Короче говоря, всё было не так: мы мчались к колдунским развалинам на всех парах, и ветер был не ласков, а жесток, бросая нам в лица горсти песка вперемешку с недружелюбными скорпионами. Он грыз нам кожу, пощёчинами выбивал слёзы из глаз, и заставлял утыкаться в плечо сидящего рядом. Наконец пытка кончилась: коврик приземлился на верхней площадке какой-то полуразвалившейся башни. К счастью, оттуда вниз шла винтовая каменная лестница, абсолютно целая, хоть и без перил.
— Шаль подбери, — подсказал джинн из бутылки, всё ещё в образе гусеницы, но уже уменьшившийся до размеров пробки. — Смени тюрбан, а то твой от пота промок, а-ха-ха-ха!
Заржал, как подросток над фотографией персика в трусах, и утёк в свою бутылку. Но совет был дельный: я подобрала шаль, и обвязала её вокруг пояса. Остальные, проверив, чтобы не бряцало оружие, фляги, бусы и прочие висюльки, двинулись вниз по лестнице. Где-то на середине мы начали слышать шумы, а на площадке второго этажа залегли: под нами, с кострами, бубнами и крепким алкоголем, гудела братва. Не то, чтобы бандиты, но очень на то похоже: каждый хвастался какими-то злодеяниями и просил подлить ракии — что бы это ни было. И вдруг среди этого хаоса прорезался мерзейший, тонкий и очень знакомый голосок:
— А всё же величайший колдун среди вас, олухи — это я! Я, Мутабор!
Глава 27. Это я, Мутабор!
— Ага, свезло! Дурак сам раскрылся, и мы можем его взять тёпленьким! — - жарко прошептал мне на ухо Маариф. Пришлось заткнуть дураку рот кулаком.
— Какое «тёпленьким»?! Мы пришли сюда за братом эмира, а не за местью!
Маариф усох и скукожился как ветошь. Тем временем внизу продолжался пьяный магический гудёж. В нём раздался юный, но уже откровенно бухой голос:
— А ничего, что мы пьём крепкие напитки, а, братия? Аллах не увидит?
— Аллах ночью спит, оболтус! Боишься — повернись спиной к Мекке, тогда уж наверняка!
— Оригинальная трактовка норм шариата, — Маариф откис, и опять желал пообщаться.
— Не вовремя! — опять заткнула ему рот ладонью, но не рассчитала: громыхая обеими саблями, кинжалами, щитом-баклером, пустой как ведро головой и подковками на сапогах, Маариф, генерал армии султана Боруха, свалился прямо под ноги своего старинного врага колдуна Мутабора.

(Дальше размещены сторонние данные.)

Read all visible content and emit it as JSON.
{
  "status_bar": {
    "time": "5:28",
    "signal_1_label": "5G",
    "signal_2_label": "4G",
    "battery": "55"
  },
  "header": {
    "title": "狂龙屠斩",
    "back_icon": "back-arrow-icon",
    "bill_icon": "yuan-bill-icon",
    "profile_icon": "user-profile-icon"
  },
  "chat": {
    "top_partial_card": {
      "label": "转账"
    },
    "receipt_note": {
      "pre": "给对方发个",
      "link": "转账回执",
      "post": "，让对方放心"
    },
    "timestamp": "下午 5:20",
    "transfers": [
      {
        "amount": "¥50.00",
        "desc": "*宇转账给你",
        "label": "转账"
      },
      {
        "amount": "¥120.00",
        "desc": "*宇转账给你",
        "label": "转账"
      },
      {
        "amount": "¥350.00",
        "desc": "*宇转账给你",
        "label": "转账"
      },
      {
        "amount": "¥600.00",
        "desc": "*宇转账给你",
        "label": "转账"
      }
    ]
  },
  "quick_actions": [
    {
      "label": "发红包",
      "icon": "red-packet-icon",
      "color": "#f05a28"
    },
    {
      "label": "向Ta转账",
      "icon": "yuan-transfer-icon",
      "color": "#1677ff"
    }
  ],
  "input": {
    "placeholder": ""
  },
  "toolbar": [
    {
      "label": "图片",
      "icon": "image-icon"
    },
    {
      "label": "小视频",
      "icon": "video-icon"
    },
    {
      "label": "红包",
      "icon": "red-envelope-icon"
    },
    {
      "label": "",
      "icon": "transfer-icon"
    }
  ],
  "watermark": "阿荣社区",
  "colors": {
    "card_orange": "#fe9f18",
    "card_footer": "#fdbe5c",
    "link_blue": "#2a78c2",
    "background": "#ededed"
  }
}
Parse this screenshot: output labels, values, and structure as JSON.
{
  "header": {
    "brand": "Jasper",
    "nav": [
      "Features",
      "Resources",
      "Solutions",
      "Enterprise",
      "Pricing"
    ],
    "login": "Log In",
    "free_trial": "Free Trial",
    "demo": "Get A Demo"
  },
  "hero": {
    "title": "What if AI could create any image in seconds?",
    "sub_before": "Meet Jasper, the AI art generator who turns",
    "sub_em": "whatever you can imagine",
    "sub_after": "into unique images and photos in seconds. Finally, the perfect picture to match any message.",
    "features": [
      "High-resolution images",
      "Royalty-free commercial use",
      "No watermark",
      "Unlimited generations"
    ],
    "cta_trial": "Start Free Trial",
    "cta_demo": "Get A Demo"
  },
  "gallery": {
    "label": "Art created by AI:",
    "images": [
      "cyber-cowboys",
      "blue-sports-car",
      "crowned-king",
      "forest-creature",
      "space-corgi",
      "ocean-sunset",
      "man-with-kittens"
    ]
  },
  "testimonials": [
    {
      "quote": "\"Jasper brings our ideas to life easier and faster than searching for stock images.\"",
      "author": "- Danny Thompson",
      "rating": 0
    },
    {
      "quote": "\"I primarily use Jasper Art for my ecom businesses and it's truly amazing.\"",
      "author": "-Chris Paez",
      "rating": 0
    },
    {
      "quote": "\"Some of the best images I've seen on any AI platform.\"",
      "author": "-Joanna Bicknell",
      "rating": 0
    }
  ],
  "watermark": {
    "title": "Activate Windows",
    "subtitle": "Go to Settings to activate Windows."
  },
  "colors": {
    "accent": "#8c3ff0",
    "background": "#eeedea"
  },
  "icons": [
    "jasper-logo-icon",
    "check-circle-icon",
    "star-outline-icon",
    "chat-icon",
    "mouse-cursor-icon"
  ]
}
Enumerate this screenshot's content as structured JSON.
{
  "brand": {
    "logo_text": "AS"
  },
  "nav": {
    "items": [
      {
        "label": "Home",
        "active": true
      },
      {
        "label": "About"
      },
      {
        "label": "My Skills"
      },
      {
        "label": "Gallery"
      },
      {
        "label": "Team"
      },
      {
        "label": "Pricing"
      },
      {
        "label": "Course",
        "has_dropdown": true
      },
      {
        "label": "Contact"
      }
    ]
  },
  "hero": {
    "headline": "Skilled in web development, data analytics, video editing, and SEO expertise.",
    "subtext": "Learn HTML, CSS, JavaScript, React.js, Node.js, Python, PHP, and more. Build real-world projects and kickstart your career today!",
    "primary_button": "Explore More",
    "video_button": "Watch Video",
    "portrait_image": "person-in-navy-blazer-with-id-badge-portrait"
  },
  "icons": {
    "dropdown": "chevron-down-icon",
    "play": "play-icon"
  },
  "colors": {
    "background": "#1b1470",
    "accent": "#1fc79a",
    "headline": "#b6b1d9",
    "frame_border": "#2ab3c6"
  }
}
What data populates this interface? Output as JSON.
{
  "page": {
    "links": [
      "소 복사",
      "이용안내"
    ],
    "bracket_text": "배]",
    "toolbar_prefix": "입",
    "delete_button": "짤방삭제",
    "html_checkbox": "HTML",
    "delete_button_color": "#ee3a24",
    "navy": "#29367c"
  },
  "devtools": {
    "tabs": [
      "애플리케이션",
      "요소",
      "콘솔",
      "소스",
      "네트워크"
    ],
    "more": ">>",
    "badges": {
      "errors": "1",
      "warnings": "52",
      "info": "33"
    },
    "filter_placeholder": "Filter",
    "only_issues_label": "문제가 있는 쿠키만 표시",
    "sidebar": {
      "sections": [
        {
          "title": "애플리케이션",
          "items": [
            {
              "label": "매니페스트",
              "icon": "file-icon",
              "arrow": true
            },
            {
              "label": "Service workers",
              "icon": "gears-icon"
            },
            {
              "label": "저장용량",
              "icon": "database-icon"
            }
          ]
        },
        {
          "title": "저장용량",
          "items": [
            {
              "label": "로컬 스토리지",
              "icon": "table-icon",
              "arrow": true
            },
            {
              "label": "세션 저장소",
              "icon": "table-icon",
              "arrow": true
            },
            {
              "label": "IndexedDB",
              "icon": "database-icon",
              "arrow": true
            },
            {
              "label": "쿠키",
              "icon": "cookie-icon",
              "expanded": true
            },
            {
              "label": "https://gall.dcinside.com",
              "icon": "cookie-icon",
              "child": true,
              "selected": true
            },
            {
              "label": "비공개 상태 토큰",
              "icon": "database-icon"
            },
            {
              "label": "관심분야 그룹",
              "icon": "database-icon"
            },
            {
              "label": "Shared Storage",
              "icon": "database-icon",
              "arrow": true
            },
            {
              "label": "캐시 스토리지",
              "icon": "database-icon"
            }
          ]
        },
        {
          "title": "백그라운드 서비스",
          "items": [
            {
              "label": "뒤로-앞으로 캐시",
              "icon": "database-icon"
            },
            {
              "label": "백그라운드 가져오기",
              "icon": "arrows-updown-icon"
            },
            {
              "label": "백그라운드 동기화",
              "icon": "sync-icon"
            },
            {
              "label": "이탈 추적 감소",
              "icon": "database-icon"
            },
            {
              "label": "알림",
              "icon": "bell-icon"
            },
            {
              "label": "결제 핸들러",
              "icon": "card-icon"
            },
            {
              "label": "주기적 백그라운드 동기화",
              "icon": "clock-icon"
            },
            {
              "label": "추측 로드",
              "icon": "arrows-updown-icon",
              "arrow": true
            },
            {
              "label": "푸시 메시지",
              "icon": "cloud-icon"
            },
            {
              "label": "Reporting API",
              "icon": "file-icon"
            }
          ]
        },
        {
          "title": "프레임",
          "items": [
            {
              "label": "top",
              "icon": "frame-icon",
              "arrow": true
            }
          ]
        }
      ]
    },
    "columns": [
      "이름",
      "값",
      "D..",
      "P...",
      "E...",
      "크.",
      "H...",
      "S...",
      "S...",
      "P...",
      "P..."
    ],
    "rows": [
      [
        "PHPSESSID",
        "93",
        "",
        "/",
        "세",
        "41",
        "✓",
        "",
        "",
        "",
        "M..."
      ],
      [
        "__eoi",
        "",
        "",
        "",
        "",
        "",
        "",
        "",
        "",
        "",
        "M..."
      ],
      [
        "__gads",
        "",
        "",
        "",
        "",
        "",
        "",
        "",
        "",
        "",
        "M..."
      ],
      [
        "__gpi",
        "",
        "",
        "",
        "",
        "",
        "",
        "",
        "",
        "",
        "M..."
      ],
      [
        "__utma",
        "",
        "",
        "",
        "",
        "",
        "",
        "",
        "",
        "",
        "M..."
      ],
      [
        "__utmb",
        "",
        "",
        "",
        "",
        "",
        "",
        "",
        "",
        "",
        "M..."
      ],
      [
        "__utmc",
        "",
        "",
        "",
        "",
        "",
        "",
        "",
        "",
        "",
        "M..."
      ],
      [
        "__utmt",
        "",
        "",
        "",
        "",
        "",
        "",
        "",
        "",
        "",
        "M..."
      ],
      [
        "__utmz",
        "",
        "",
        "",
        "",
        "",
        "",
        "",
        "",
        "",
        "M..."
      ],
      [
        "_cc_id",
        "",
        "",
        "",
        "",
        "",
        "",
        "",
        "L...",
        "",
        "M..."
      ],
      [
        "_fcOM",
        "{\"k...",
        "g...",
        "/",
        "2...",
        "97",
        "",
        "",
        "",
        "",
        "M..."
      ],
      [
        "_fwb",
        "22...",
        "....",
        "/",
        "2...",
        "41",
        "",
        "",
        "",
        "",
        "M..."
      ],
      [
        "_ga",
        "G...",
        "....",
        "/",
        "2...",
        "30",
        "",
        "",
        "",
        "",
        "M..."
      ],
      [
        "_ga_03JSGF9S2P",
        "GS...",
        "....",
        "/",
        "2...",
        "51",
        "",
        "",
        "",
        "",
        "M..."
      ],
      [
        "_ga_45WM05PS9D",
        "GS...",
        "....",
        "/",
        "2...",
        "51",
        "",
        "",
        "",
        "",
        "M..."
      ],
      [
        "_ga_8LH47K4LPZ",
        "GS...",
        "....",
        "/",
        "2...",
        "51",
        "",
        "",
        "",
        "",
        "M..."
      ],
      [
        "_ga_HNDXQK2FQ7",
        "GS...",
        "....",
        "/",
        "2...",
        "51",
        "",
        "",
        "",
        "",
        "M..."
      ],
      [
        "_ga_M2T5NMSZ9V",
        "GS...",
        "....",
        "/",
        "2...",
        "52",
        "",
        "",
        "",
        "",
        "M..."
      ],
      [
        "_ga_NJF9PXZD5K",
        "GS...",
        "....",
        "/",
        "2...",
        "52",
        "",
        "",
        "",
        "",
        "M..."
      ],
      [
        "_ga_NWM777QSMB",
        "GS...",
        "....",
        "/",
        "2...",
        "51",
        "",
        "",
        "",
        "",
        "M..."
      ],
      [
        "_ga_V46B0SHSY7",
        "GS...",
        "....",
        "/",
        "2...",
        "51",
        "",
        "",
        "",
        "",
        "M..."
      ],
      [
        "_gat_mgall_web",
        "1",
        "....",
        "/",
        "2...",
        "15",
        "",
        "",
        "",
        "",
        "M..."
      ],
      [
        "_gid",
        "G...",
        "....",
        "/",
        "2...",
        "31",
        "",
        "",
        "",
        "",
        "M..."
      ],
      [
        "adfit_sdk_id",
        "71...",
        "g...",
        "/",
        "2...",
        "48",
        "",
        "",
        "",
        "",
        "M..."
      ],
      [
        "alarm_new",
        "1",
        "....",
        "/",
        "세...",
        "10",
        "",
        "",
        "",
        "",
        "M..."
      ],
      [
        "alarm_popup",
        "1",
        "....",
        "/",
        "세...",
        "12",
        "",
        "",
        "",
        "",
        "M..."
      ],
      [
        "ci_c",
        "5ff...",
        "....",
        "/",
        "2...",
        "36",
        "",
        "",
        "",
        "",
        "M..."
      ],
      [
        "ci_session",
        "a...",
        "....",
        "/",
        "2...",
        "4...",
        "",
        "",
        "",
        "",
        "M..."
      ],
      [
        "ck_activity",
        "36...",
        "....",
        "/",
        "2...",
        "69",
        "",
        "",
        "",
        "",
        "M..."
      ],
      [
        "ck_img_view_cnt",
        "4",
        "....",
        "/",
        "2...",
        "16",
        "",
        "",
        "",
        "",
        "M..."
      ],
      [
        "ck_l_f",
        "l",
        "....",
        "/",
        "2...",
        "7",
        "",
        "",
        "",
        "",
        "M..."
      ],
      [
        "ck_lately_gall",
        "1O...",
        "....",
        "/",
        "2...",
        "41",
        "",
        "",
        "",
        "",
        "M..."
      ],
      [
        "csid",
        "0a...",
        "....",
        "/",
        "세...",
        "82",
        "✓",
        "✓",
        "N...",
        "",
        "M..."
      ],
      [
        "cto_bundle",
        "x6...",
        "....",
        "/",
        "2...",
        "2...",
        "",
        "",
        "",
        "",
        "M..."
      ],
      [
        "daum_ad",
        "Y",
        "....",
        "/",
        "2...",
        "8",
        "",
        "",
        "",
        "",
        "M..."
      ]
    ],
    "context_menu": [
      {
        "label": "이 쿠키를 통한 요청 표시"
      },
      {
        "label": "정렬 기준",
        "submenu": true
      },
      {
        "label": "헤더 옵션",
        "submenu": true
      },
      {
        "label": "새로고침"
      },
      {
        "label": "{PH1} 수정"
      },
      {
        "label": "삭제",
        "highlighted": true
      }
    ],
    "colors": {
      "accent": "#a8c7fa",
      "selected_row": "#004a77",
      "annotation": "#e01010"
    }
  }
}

— Упс! — колдун даже не удивился. — А я всё гадал, когда же ты спустишься поприветствовать своего собрата по пирам. И все остальные — тоже.
Он приветливо помахал нам рукой:
— Спускайтесь-спускайтесь, я давно за вами слежу, дорогие вы мои! Мы даже пари заключили, когда вы объявитесь. Ну, час совы, три деления от начала. Кто ставил?
— Карнак Чёрный, Карнак ставил!
— Удачлив, сын шайтана! — Мутабор покачал головой. — Теперь Карнаку решать, что с вами делать, смелыми, но глупыми путниками. Карнак, идёшь?
— Иду, иду… — обладатель давешнего молодого голоса, беспокоившийся о соблюдении религиозных норм, выступил вперёд. Он и вправду был молод — лет пятнадцать-шестнадцать. Но злое его лицо не оставляло сомнений: в этом детском теле таился не только дух ханжества, но и настоящий монстр садизма.
Внешне мальчишка выглядел как пионер Тимур, за спиной которого толпилась его команда: высокий подросток с чёрными кудрями, на которых плотно сидел чёрный же тюрбан со здоровенной каменной ящерицей вместо булавки. Огромные чёрные глаза, почти без белков, смуглая кожа, неловкие руки и ноги — как у щенков, когда суставы уже большие, а сами лапы ещё не выросли. Размер ноги у Карнака был, наверное, сорок шестой. К счастью, в Африке особо не заморачивались с фабричной обувью, шили на заказ, поэтому карнаковы ласты были обуты в сапоги мягчайшеё чёрной кожи неизвестного животного с вышивкой золотом по голенищу. В голенища были заправлены шальвары — именно шальвары, а не шаровары: штаны были сшиты из двадцати, не меньше, слоёв чёрной кисеи. Зато пояс был кожаный и широкий, как корсет. И на нём, благодаря ширине, умещалось полсотни коротких и широких ножей для метания — без рукоятей. Такие я видела, и даже у меня была парочка: «Осы». Отдала как-то точить одному страйкболисту из клуба «Барибал», да и пропали ножики с концами…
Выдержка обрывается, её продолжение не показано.